Quelques choix semblent évidents, tant ces personnalités se sont imposées dans la campagne dans leur spécialité. Ainsi on devrait retrouver Marisol Touraine aux Affaires sociales, Vincent Peillon à l’Éducation nationale ou Jean-Yves Le Drian à la Défense nationale.
Ensuite, tous évoquent dès lundi matin l’importance de se jeter tête baissée dans la bataille des législatives. Dès lundi, Jean-François Copé a annoncé la couleur, les thèmes sur lesquels l’UMP fera campagne : refus de Hollande d’inscrire la règle d’or dans la Constitution, droit de vote des étrangers aux élections municipales, retour à la retraite à 60 ans ou encore fermeture de centrale nucléaire.
« Une cohabitation serait un facteur de désordre »
Alors, au PS, on commence à prévenir contre les risques d’une cohabitation. « Une nouvelle bataille électorale nous attend, les législatives. Les gens ont élu Hollande pour le changement, la réforme fiscale, la justice sociale, le redressement des comptes publics. Une cohabitation serait un facteur d’instabilité, de désordre », confie Delphine Batho.
Bernard Cazeneuve aussi martèle qu’il « faut éviter une cohabitation ». « Une élection est toujours perdable.

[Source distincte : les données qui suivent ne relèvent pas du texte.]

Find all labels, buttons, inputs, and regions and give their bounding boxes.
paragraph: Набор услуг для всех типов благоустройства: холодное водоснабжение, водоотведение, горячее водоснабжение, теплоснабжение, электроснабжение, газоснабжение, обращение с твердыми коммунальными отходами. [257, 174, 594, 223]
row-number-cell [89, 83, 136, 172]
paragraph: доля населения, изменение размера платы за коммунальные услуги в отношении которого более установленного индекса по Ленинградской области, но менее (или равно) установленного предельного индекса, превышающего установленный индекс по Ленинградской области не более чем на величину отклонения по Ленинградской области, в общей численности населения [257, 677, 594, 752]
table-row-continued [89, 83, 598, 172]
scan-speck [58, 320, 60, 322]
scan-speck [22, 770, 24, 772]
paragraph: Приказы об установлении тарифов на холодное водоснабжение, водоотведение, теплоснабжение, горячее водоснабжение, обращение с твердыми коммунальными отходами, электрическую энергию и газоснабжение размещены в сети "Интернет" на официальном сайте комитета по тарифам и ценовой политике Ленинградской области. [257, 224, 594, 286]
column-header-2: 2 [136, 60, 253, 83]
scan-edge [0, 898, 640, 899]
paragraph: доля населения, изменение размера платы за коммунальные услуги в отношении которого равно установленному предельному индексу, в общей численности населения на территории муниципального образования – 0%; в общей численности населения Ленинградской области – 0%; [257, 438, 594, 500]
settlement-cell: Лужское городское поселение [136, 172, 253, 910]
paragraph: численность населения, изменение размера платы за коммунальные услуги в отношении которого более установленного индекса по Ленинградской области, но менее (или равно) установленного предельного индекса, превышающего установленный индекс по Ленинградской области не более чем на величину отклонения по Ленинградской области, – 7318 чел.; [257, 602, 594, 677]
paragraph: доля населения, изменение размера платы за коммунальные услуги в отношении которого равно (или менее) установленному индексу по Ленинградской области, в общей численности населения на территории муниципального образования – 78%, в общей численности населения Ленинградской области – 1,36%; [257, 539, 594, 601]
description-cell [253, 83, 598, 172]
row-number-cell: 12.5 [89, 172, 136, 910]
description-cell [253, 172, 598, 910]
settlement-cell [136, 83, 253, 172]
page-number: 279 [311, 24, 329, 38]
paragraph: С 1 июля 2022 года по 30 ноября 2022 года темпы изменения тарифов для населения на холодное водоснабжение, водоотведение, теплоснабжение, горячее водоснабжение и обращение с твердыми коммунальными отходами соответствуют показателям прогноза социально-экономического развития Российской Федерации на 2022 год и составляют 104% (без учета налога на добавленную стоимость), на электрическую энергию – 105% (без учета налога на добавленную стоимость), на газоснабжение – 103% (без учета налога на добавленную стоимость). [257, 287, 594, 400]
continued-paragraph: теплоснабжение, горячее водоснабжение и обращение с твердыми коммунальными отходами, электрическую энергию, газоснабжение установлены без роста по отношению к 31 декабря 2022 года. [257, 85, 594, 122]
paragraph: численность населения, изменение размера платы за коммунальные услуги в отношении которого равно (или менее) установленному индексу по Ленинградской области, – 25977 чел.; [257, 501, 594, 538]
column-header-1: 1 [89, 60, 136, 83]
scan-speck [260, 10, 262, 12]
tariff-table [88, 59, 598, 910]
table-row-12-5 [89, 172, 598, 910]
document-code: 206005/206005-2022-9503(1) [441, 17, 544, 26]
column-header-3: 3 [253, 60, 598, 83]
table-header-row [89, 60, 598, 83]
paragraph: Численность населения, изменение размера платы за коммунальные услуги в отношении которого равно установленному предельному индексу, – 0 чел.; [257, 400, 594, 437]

Avoir une cohabitation à la tête de la République, donc un gouvernement qui ne permet pas à un président légitime de mener son projet, serait très difficile. »
Le patron des Radicaux de gauche, Jean-Michel Baylet, résume la mission du prochain gouvernement, dont il compte bien faire partie : « Il faut redresser la France et réconcilier les Français. » Bref, le repos, ce n’est pas maintenant.